3. Get rid of excuses - I’ve found if I can make workouts as easy as possible I’m less likely to talk myself out of them. I have a designated space to exercise in my home that doesn’t require moving anything out of the way. I keep my weights and exercise mat there as well, and my workout clothes are hung in an easily-accessed spot in my closet that I pass by first thing in the morning.
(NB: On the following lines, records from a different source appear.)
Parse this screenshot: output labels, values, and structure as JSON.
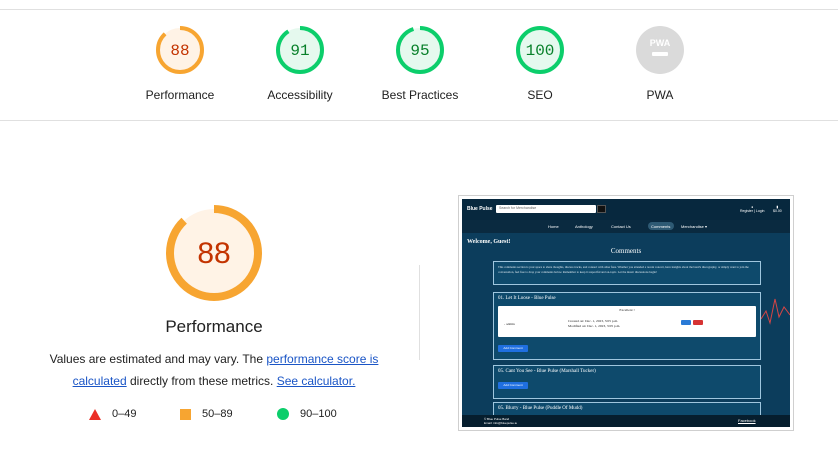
{
  "summary": {
    "gauges": [
      {
        "label": "Performance",
        "score": "88",
        "value": 0.88,
        "color": "#f7a531",
        "fill": "#fff3e6",
        "text_color": "#c33300"
      },
      {
        "label": "Accessibility",
        "score": "91",
        "value": 0.91,
        "color": "#0cce6b",
        "fill": "#e5f9ee",
        "text_color": "#08802a"
      },
      {
        "label": "Best Practices",
        "score": "95",
        "value": 0.95,
        "color": "#0cce6b",
        "fill": "#e5f9ee",
        "text_color": "#08802a"
      },
      {
        "label": "SEO",
        "score": "100",
        "value": 1.0,
        "color": "#0cce6b",
        "fill": "#e5f9ee",
        "text_color": "#08802a"
      },
      {
        "label": "PWA",
        "score": "",
        "value": 0,
        "color": "#dadada",
        "fill": "#dadada",
        "text_color": "#ffffff",
        "icon": "pwa-icon"
      }
    ]
  },
  "performance": {
    "score": "88",
    "value": 0.88,
    "title": "Performance",
    "desc_prefix": "Values are estimated and may vary. The ",
    "desc_link1": "performance score is calculated",
    "desc_middle": " directly from these metrics. ",
    "desc_link2": "See calculator.",
    "colors": {
      "ring": "#f7a531",
      "fill": "#fff3e6",
      "text": "#c33300"
    }
  },
  "legend": [
    {
      "range": "0–49",
      "shape": "triangle",
      "color": "#eb2f26"
    },
    {
      "range": "50–89",
      "shape": "square",
      "color": "#f7a531"
    },
    {
      "range": "90–100",
      "shape": "circle",
      "color": "#0cce6b"
    }
  ],
  "screenshot": {
    "brand": "Blue Pulse",
    "search_placeholder": "Search for Merchandise",
    "account": "Register | Login",
    "bag": "$0.00",
    "nav": [
      "Home",
      "Anthology",
      "Contact Us",
      "Comments",
      "Merchandise ▾"
    ],
    "welcome": "Welcome, Guest!",
    "heading": "Comments",
    "intro": "This comments section is your space to share thoughts, discuss tracks, and connect with other fans. Whether you attended a recent concert, have insights about the band's discography, or simply want to join the conversation, feel free to drop your comments below. Remember to keep it respectful and on-topic. Let the music discussions begin!",
    "comments": [
      {
        "title": "01. Let It Loose - Blue Pulse",
        "body": "Excellent !",
        "author": "- admin",
        "created": "Created on: Dec. 1, 2023, 3:05 p.m.",
        "modified": "Modified on: Dec. 1, 2023, 3:05 p.m.",
        "add": "Add Comment"
      },
      {
        "title": "05. Cant You See - Blue Pulse (Marshall Tucker)",
        "add": "Add Comment"
      },
      {
        "title": "05. Blurry - Blue Pulse (Puddle Of Mudd)"
      }
    ],
    "footer_left": "© Blue Pulse Band\nEmail: info@bluepulse.ie",
    "footer_right": "Facebook"
  }
}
Think about your own routine and the excuses you often use to avoid exercising. What can you do to eliminate those obstacles? Maybe it’s packing your gym bag at night, planning meals and snacks so you’re not too hungry to work out, or keeping your bicycle tuned up so it’s always ready to go.

happy habit tracker

4. Track it - The act of tracking your habits makes you more aware of your behavior and increases the likelihood that you will stick to your new routine. You can invest in a Fitbit or some other electronic device, but I prefer taking the low-tech approach and using the simple paper tracker seen above. I keep this in my planner and checking off the boxes every night is not only a little reward for sticking with the habit, it allows me to see at a glance how I’m doing for the month. I take days off but try to avoid missing two in a row, and this habit tracker helps me keep to that plan.